Уходил Холмский, не прощаясь. Но вернуться не обещал. Он действительно ничем не мог помочь следствию. Да, он умел видеть то, что другие не замечали, и умел быстро соображать, но розыск преступника не по его части. Опросы свидетелей, родных и близких потерпевших, тщательное отделение плевел в поисках зерна истины – это занятие не для него. Это стихия Парфентьевой, так что счастливого ей плавания и семь футом под килем. А его призвание спасать и лечить людей. За себя и за покойную жену.

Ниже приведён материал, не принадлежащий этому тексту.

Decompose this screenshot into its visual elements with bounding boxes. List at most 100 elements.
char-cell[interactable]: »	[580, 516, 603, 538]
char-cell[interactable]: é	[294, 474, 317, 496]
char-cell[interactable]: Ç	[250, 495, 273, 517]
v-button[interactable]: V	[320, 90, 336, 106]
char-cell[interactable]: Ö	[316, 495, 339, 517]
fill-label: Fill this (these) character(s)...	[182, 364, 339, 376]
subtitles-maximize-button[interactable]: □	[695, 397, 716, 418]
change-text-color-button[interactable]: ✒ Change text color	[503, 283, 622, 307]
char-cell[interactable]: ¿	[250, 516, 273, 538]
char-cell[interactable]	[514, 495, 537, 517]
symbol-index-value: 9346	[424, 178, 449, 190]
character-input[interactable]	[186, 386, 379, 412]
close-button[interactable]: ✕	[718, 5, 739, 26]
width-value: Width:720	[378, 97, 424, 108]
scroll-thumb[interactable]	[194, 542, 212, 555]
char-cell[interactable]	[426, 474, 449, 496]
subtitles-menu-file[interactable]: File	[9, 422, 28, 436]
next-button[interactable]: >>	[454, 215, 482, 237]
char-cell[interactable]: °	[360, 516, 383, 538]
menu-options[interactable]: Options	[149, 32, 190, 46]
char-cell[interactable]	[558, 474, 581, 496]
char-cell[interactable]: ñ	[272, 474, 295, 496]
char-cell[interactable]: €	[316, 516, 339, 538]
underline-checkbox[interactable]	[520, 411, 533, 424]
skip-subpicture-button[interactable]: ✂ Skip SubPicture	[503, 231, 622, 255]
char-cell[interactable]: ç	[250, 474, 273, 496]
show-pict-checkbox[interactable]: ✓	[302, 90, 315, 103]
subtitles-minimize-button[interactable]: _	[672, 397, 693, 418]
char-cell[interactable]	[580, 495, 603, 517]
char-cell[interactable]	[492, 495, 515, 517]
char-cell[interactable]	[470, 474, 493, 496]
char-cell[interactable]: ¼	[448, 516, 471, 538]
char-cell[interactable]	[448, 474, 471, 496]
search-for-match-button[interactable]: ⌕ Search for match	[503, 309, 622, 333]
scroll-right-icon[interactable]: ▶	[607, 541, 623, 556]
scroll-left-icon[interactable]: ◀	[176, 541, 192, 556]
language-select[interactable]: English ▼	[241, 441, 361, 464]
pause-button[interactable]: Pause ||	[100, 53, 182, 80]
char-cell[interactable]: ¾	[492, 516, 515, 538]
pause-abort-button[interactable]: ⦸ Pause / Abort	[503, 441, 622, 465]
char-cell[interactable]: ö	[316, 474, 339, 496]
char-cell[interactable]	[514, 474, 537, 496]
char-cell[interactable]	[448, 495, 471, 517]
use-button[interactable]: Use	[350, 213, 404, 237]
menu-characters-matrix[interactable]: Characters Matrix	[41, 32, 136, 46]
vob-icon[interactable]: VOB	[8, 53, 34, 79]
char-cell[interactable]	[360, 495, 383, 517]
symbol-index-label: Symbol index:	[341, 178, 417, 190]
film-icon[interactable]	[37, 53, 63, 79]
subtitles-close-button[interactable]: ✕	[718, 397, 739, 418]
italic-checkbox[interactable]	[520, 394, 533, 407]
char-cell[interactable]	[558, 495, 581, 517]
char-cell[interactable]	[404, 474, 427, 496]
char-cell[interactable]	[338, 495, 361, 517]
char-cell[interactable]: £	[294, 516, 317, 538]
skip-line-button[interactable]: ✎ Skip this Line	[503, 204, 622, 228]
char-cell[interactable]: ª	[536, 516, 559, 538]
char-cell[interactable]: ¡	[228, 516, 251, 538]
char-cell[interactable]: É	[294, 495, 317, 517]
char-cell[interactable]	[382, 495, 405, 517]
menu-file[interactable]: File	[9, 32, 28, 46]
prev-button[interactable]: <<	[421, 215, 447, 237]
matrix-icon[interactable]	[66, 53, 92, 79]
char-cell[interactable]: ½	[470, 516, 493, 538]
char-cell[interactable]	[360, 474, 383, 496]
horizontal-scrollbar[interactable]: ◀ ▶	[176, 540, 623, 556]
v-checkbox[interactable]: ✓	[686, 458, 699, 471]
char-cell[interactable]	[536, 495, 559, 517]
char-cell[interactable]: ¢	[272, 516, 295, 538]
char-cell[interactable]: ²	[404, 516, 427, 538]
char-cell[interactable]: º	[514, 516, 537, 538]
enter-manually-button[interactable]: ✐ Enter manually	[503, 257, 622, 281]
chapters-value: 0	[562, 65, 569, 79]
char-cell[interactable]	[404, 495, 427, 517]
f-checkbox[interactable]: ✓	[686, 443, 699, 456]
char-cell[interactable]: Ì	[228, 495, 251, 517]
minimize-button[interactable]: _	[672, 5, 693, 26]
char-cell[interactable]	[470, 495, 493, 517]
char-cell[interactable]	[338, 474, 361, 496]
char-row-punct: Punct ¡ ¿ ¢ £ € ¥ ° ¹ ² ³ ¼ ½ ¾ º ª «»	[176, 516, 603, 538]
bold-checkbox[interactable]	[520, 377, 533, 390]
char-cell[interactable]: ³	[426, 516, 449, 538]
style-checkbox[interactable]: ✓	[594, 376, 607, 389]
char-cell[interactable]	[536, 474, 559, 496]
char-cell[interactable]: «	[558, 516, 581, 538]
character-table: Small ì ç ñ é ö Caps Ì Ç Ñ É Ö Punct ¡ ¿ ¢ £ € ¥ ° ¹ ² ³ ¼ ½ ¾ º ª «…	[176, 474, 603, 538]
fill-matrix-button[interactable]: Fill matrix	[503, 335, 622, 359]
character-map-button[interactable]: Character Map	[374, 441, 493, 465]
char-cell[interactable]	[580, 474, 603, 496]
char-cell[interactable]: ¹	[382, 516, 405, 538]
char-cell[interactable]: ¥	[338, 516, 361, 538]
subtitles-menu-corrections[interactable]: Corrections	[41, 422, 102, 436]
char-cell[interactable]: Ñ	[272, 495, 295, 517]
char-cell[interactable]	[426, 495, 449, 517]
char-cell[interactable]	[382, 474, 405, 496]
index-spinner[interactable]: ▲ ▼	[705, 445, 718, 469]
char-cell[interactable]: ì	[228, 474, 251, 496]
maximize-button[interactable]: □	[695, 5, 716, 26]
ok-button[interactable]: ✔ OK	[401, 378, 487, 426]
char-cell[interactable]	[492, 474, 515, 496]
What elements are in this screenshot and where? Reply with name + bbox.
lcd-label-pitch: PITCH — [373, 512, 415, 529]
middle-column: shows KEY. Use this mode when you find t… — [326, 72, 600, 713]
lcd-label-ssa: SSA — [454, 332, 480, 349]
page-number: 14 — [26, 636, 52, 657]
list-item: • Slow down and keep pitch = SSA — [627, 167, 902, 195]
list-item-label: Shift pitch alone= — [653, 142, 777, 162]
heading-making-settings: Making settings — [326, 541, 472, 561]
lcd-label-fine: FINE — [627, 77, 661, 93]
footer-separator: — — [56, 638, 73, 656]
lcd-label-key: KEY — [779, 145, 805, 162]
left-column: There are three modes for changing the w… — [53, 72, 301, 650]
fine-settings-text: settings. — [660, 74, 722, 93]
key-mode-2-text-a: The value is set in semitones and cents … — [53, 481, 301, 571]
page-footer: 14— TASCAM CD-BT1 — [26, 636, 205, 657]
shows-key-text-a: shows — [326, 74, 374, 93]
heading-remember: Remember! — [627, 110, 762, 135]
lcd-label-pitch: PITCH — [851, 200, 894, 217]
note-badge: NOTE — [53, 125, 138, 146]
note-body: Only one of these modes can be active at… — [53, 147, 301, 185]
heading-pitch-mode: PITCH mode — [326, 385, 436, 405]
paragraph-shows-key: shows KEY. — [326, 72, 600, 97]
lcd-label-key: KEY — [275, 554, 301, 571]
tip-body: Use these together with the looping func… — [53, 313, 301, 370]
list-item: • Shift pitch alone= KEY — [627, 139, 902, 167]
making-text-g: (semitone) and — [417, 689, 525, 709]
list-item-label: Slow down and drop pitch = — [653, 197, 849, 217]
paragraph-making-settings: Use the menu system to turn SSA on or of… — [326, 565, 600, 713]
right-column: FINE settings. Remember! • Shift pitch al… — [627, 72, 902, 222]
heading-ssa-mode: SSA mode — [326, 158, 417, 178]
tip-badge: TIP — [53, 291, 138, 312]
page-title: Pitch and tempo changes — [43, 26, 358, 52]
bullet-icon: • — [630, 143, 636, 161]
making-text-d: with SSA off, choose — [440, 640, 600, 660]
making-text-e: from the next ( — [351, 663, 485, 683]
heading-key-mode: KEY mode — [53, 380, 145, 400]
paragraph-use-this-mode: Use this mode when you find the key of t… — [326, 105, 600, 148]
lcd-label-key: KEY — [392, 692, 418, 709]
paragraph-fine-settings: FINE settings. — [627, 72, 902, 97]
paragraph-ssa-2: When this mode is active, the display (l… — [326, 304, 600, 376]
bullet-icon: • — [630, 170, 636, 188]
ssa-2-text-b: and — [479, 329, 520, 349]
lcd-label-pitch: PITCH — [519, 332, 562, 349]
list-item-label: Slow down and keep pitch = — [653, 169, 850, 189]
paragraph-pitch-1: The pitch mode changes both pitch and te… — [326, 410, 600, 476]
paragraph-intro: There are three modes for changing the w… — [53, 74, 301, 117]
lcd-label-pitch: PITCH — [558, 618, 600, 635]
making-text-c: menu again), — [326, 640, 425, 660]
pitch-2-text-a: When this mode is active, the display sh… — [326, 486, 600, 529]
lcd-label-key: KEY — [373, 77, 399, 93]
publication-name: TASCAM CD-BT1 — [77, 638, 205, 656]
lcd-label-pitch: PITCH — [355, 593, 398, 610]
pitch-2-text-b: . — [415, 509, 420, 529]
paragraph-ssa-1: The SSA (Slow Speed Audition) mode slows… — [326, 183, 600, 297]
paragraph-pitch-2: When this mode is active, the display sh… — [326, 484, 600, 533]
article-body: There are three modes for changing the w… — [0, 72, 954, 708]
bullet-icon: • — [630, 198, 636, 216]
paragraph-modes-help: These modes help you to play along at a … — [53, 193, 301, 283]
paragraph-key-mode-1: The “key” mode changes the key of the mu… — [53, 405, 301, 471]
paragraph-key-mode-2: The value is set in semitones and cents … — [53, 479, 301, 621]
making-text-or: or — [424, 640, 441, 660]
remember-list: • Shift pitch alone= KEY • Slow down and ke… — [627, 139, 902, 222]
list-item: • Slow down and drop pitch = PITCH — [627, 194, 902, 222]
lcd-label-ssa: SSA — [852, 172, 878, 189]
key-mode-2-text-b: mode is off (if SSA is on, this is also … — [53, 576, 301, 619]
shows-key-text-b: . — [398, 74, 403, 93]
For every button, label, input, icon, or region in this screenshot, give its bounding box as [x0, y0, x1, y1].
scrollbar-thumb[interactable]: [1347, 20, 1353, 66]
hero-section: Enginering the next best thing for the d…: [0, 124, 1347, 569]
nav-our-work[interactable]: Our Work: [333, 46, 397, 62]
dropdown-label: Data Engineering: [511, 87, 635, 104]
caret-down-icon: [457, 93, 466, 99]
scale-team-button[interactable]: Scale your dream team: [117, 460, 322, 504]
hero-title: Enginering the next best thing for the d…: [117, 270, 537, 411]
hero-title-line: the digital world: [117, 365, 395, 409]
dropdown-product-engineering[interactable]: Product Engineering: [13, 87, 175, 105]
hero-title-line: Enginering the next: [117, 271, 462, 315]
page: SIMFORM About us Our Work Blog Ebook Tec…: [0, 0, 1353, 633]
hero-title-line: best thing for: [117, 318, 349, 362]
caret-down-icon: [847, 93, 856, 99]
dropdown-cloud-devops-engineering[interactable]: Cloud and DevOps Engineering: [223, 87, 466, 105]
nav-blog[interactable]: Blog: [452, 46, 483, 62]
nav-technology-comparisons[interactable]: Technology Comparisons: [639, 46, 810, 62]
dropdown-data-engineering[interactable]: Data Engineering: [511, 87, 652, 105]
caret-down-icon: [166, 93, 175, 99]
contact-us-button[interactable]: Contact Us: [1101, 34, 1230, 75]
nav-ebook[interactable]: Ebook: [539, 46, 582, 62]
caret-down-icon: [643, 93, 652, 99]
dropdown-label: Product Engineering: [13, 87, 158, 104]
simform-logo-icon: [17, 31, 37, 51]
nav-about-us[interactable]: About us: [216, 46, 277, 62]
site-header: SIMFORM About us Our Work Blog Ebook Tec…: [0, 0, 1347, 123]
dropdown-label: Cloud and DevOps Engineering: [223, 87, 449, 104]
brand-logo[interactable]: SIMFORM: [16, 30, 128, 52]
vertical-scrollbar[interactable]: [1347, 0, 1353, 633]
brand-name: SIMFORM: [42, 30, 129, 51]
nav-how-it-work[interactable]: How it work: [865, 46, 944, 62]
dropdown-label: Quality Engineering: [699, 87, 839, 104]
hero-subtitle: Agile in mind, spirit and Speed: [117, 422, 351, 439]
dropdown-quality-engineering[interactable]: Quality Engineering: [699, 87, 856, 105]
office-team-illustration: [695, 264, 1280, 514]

Кипятком обжегся мальчик десяти лет. Ничего страшного, ожог второй степени, покраснение кожи, волдыри, поражены все слои эпидермиса. Холмский наложил на рану стерильную повязку, прописал «Пенталгин», после чего принял решение отвезти мальчика в больницу. После того как мать, наотрез отказавшись от лекарств, всерьез и в здравом уме заявила, что все обезболивающие препараты разъедают мозг. Вот и как такой клуше доверить больного ребенка?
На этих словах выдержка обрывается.